Ржавая луна (Притуляк) - страница 5

    — Я тоже вечно голодный, — говорит кто-то из темноты задних рядов. — Так я нимху, что ли?

    — А уж лучше бы мне быть голодным нимху, — отвечает другой голос из мрака. — Первое, что я сделал бы — наведался бы к йомуну и посмотрел, чем там можно перекусить.

    Какое-то движение происходит в той стороне. Наверное, йомунов соглядатай подскочил и пытается высмотреть говорящего.
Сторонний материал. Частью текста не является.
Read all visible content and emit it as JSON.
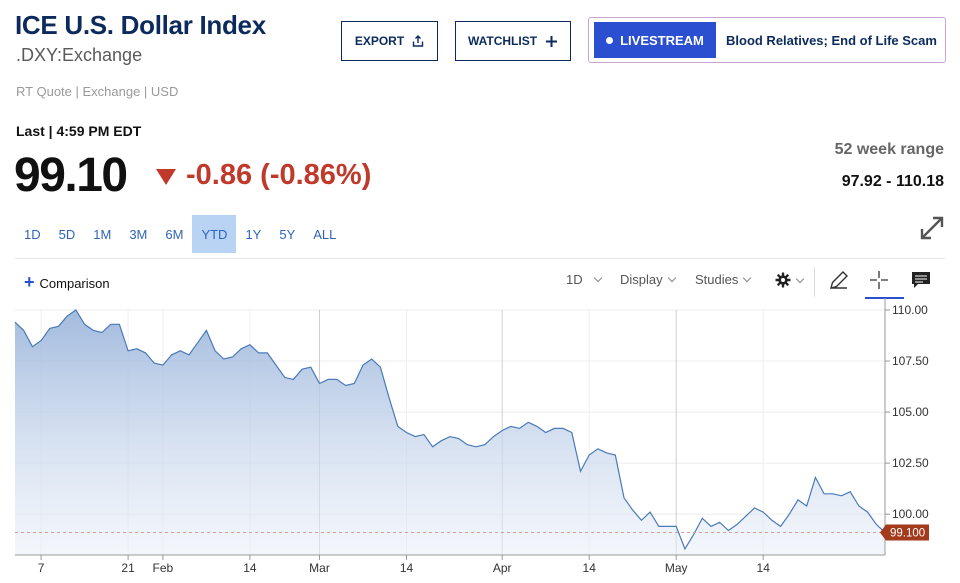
{
  "header": {
    "title": "ICE U.S. Dollar Index",
    "symbol": ".DXY:Exchange",
    "quote_meta": "RT Quote | Exchange | USD",
    "export_label": "EXPORT",
    "watchlist_label": "WATCHLIST",
    "livestream_label": "LIVESTREAM",
    "livestream_title": "Blood Relatives; End of Life Scam"
  },
  "quote": {
    "last_time": "Last | 4:59 PM EDT",
    "price": "99.10",
    "change": "-0.86 (-0.86%)",
    "range_label": "52 week range",
    "range_value": "97.92 - 110.18"
  },
  "periods": [
    {
      "label": "1D",
      "active": false
    },
    {
      "label": "5D",
      "active": false
    },
    {
      "label": "1M",
      "active": false
    },
    {
      "label": "3M",
      "active": false
    },
    {
      "label": "6M",
      "active": false
    },
    {
      "label": "YTD",
      "active": true
    },
    {
      "label": "1Y",
      "active": false
    },
    {
      "label": "5Y",
      "active": false
    },
    {
      "label": "ALL",
      "active": false
    }
  ],
  "toolbar": {
    "comparison_label": "Comparison",
    "interval_label": "1D",
    "display_label": "Display",
    "studies_label": "Studies"
  },
  "colors": {
    "brand": "#0c2b5c",
    "accent": "#2a4fd0",
    "down": "#c0392b",
    "line": "#4a7ab8",
    "last_tag": "#a33a1c"
  },
  "chart_data": {
    "type": "area",
    "ylim": [
      98,
      110
    ],
    "yticks": [
      110.0,
      107.5,
      105.0,
      102.5,
      100.0
    ],
    "ytick_labels": [
      "110.00",
      "107.50",
      "105.00",
      "102.50",
      "100.00"
    ],
    "xtick_labels": [
      "7",
      "21",
      "Feb",
      "14",
      "Mar",
      "14",
      "Apr",
      "14",
      "May",
      "14"
    ],
    "xtick_index": [
      3,
      13,
      17,
      27,
      35,
      45,
      56,
      66,
      76,
      86
    ],
    "major_gridlines_at": [
      "Mar",
      "Apr",
      "May"
    ],
    "last_value": 99.1,
    "last_value_label": "99.100",
    "grid": true,
    "x": [
      "Jan 2",
      "Jan 3",
      "Jan 6",
      "Jan 7",
      "Jan 8",
      "Jan 9",
      "Jan 10",
      "Jan 13",
      "Jan 14",
      "Jan 15",
      "Jan 16",
      "Jan 17",
      "Jan 20",
      "Jan 21",
      "Jan 22",
      "Jan 23",
      "Jan 24",
      "Jan 27",
      "Jan 28",
      "Jan 29",
      "Jan 30",
      "Jan 31",
      "Feb 3",
      "Feb 4",
      "Feb 5",
      "Feb 6",
      "Feb 7",
      "Feb 10",
      "Feb 11",
      "Feb 12",
      "Feb 13",
      "Feb 14",
      "Feb 17",
      "Feb 18",
      "Feb 19",
      "Feb 20",
      "Feb 21",
      "Feb 24",
      "Feb 25",
      "Feb 26",
      "Feb 27",
      "Feb 28",
      "Mar 3",
      "Mar 4",
      "Mar 5",
      "Mar 6",
      "Mar 7",
      "Mar 10",
      "Mar 11",
      "Mar 12",
      "Mar 13",
      "Mar 14",
      "Mar 17",
      "Mar 18",
      "Mar 19",
      "Mar 20",
      "Mar 21",
      "Mar 24",
      "Mar 25",
      "Mar 26",
      "Mar 27",
      "Mar 28",
      "Mar 31",
      "Apr 1",
      "Apr 2",
      "Apr 3",
      "Apr 4",
      "Apr 7",
      "Apr 8",
      "Apr 9",
      "Apr 10",
      "Apr 11",
      "Apr 14",
      "Apr 15",
      "Apr 16",
      "Apr 17",
      "Apr 18",
      "Apr 21",
      "Apr 22",
      "Apr 23",
      "Apr 24",
      "Apr 25",
      "Apr 28",
      "Apr 29",
      "Apr 30",
      "May 1",
      "May 2",
      "May 5",
      "May 6",
      "May 7",
      "May 8",
      "May 9",
      "May 12",
      "May 13",
      "May 14",
      "May 15",
      "May 16",
      "May 19",
      "May 20",
      "May 21",
      "May 22"
    ],
    "values": [
      109.4,
      109.0,
      108.2,
      108.5,
      109.1,
      109.2,
      109.7,
      110.0,
      109.3,
      109.0,
      108.9,
      109.3,
      109.3,
      108.0,
      108.1,
      107.9,
      107.4,
      107.3,
      107.8,
      108.0,
      107.8,
      108.4,
      109.0,
      108.0,
      107.6,
      107.7,
      108.1,
      108.3,
      107.9,
      107.9,
      107.3,
      106.7,
      106.6,
      107.1,
      107.2,
      106.4,
      106.6,
      106.6,
      106.3,
      106.4,
      107.3,
      107.6,
      107.2,
      105.7,
      104.3,
      104.0,
      103.8,
      103.9,
      103.3,
      103.6,
      103.8,
      103.7,
      103.4,
      103.3,
      103.4,
      103.8,
      104.1,
      104.3,
      104.2,
      104.5,
      104.3,
      104.0,
      104.2,
      104.2,
      104.0,
      102.1,
      102.9,
      103.2,
      103.0,
      102.9,
      100.8,
      100.2,
      99.7,
      100.1,
      99.4,
      99.4,
      99.4,
      98.3,
      99.0,
      99.8,
      99.4,
      99.6,
      99.2,
      99.5,
      99.9,
      100.3,
      100.1,
      99.7,
      99.4,
      100.0,
      100.7,
      100.4,
      101.8,
      101.0,
      101.0,
      100.9,
      101.1,
      100.4,
      100.1,
      99.5,
      99.1
    ]
  }
}
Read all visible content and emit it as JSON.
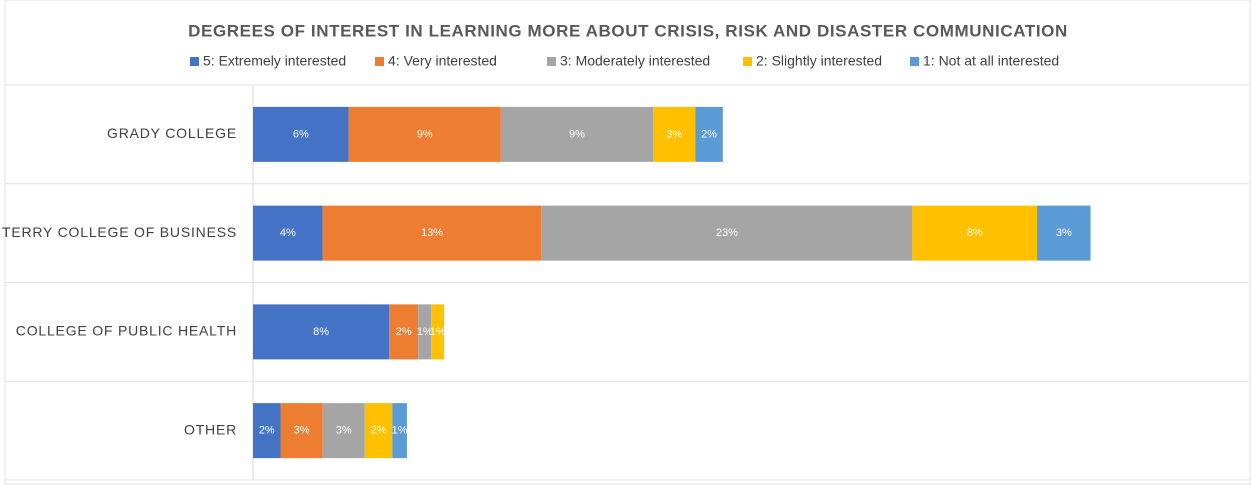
{
  "chart_data": {
    "type": "stacked-bar-horizontal",
    "title": "DEGREES OF INTEREST IN LEARNING MORE ABOUT CRISIS, RISK AND DISASTER COMMUNICATION",
    "categories": [
      "GRADY COLLEGE",
      "TERRY COLLEGE OF BUSINESS",
      "COLLEGE OF PUBLIC HEALTH",
      "OTHER"
    ],
    "series": [
      {
        "name": "5: Extremely interested",
        "color": "#4472c4",
        "values": [
          5.9,
          4.3,
          8.4,
          1.7
        ],
        "value_labels": [
          "6%",
          "4%",
          "8%",
          "2%"
        ]
      },
      {
        "name": "4: Very interested",
        "color": "#ed7d31",
        "values": [
          9.4,
          13.5,
          1.8,
          2.6
        ],
        "value_labels": [
          "9%",
          "13%",
          "2%",
          "3%"
        ]
      },
      {
        "name": "3: Moderately interested",
        "color": "#a5a5a5",
        "values": [
          9.4,
          22.9,
          0.8,
          2.6
        ],
        "value_labels": [
          "9%",
          "23%",
          "1%",
          "3%"
        ]
      },
      {
        "name": "2: Slightly interested",
        "color": "#ffc000",
        "values": [
          2.6,
          7.7,
          0.8,
          1.7
        ],
        "value_labels": [
          "3%",
          "8%",
          "1%",
          "2%"
        ]
      },
      {
        "name": "1: Not at all interested",
        "color": "#5b9bd5",
        "values": [
          1.7,
          3.3,
          0,
          0.9
        ],
        "value_labels": [
          "2%",
          "3%",
          null,
          "1%"
        ]
      }
    ],
    "xlim": [
      0,
      60
    ],
    "legend": "top"
  }
}
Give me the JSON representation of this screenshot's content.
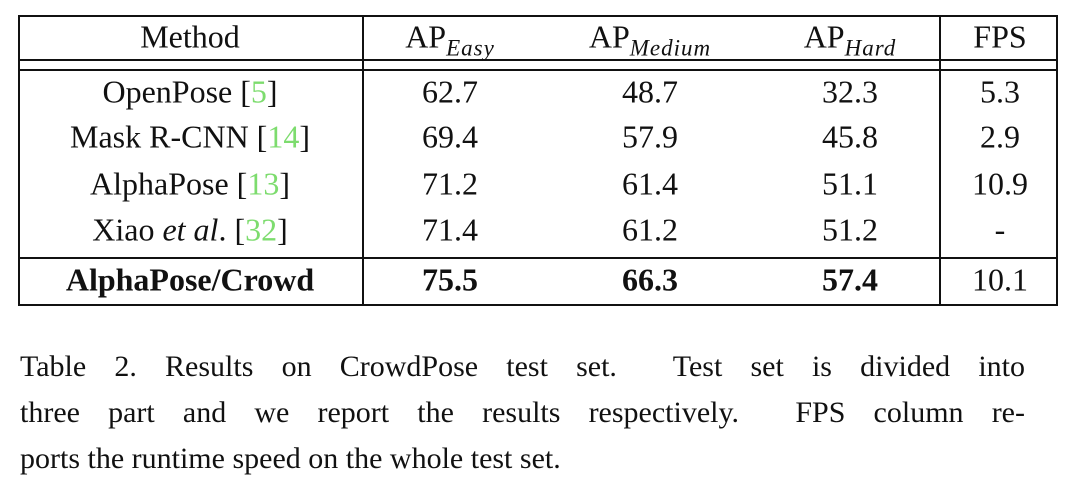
{
  "table": {
    "header": [
      {
        "text": "Method"
      },
      {
        "text": "AP",
        "sub": "Easy"
      },
      {
        "text": "AP",
        "sub": "Medium"
      },
      {
        "text": "AP",
        "sub": "Hard"
      },
      {
        "text": "FPS"
      }
    ],
    "rows": [
      {
        "method": [
          {
            "text": "OpenPose "
          },
          {
            "text": "["
          },
          {
            "text": "5",
            "link": true
          },
          {
            "text": "]"
          }
        ],
        "values": [
          62.7,
          48.7,
          32.3,
          5.3
        ],
        "bold": false
      },
      {
        "method": [
          {
            "text": "Mask R-CNN "
          },
          {
            "text": "["
          },
          {
            "text": "14",
            "link": true
          },
          {
            "text": "]"
          }
        ],
        "values": [
          69.4,
          57.9,
          45.8,
          2.9
        ],
        "bold": false
      },
      {
        "method": [
          {
            "text": "AlphaPose "
          },
          {
            "text": "["
          },
          {
            "text": "13",
            "link": true
          },
          {
            "text": "]"
          }
        ],
        "values": [
          71.2,
          61.4,
          51.1,
          10.9
        ],
        "bold": false
      },
      {
        "method": [
          {
            "text": "Xiao "
          },
          {
            "text": "et al",
            "italic": true
          },
          {
            "text": ". ["
          },
          {
            "text": "32",
            "link": true
          },
          {
            "text": "]"
          }
        ],
        "values": [
          71.4,
          61.2,
          51.2,
          "-"
        ],
        "bold": false
      },
      {
        "method": [
          {
            "text": "AlphaPose/Crowd"
          }
        ],
        "values": [
          75.5,
          66.3,
          57.4,
          10.1
        ],
        "bold": true,
        "bold_last": false
      }
    ]
  },
  "caption": {
    "lines": [
      "Table 2. Results on CrowdPose test set.  Test set is divided into",
      "three part and we report the results respectively.  FPS column re-",
      "ports the runtime speed on the whole test set."
    ]
  }
}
    — Эй, стража! — кричит чей-то визгливый голос. — Сюда, быстро! Хватай вон тех.

    Топот ног. Слушатели поднимаются, торопятся исчезнуть в темноте. Та беременная баба силится встать, но, видать, отсидела ноги, и тяжёлый живот тянет вниз.

    — Ох, мать, — стонет она. — Не родить бы прям тут. — И следом, разъярившись: — Чтоб ты сдох, проклятучий! Глаза б мои тебя не видели! Вот только вылези наружу, уж я тебе задам, ублюдёныш…

    Возня. Пыхтенье. Вон там началась драка — видать, соглядатай схватился с охальником Килча. Кто-то вскрикнул. Кто-то застонал. Чавкает грязь под ногами бегущих. Пар от вырывающихся из глоток дыханий напоминает болотные дымы. В поднявшемся переполохе я потихоньку отступаю к старику-певцу, поглядывая, чтобы ничья рука не потянулась ко мне, не схватила за шиворот.

    Кривой сказитель бросил кружку с пивом и прижимает к животу единственную свою драгоценность — цитру. Он сидит, раскачивается и что-то напевает гнусаво, на чужом языке, будто молитву. Несколько медяков, что успели бросить ему в шапку, посверкивают в лунном свете. Пока руки старика заняты, я наклоняюсь и тянусь к шапке. Но прежде чем пальцы мои касаются меди, по ним хлёстко бьёт ивовый прут. Жгучая боль поднимается до самого плеча, проносится по шее и ударяет в голову.

    — Куда тянешь руки, сволочёныш? — улыбается беременная баба, снова замахиваясь прутом. Губы её кривятся в злой улыбке, а глаза холодны и ничего не выражают. — А ну, проваливай, пока я тебе зенки не выхлестала, чтоб не зарились на чужое!

    Кто-то, привлечённый её словами, делает шаг в мою сторону. Под распахнувшейся накидкой поблёскивает пряжка перевязи — не иначе как стражник.

    Я бросаюсь бежать.

II

    Затерявшись в северных застройках я долго отсиживаюсь в чёрной тени какого-то сарая, из которого несёт плесенью и гнилой кожей. Если я слишком забрал на север, то мог впопыхах домчаться и до Кожевенной слободы. Я хорошо вижу в темноте, но не очень разбираюсь в направлениях и расстояниях.

    Река совсем рядом — налетевший ветер приносит влажный водянистый холод, пропитанный запахом ила. Снова начинается дождь — мелкий, зябкий, он тихо и заунывно шуршит по крыше сарая, по траве, по лужам. Холодный.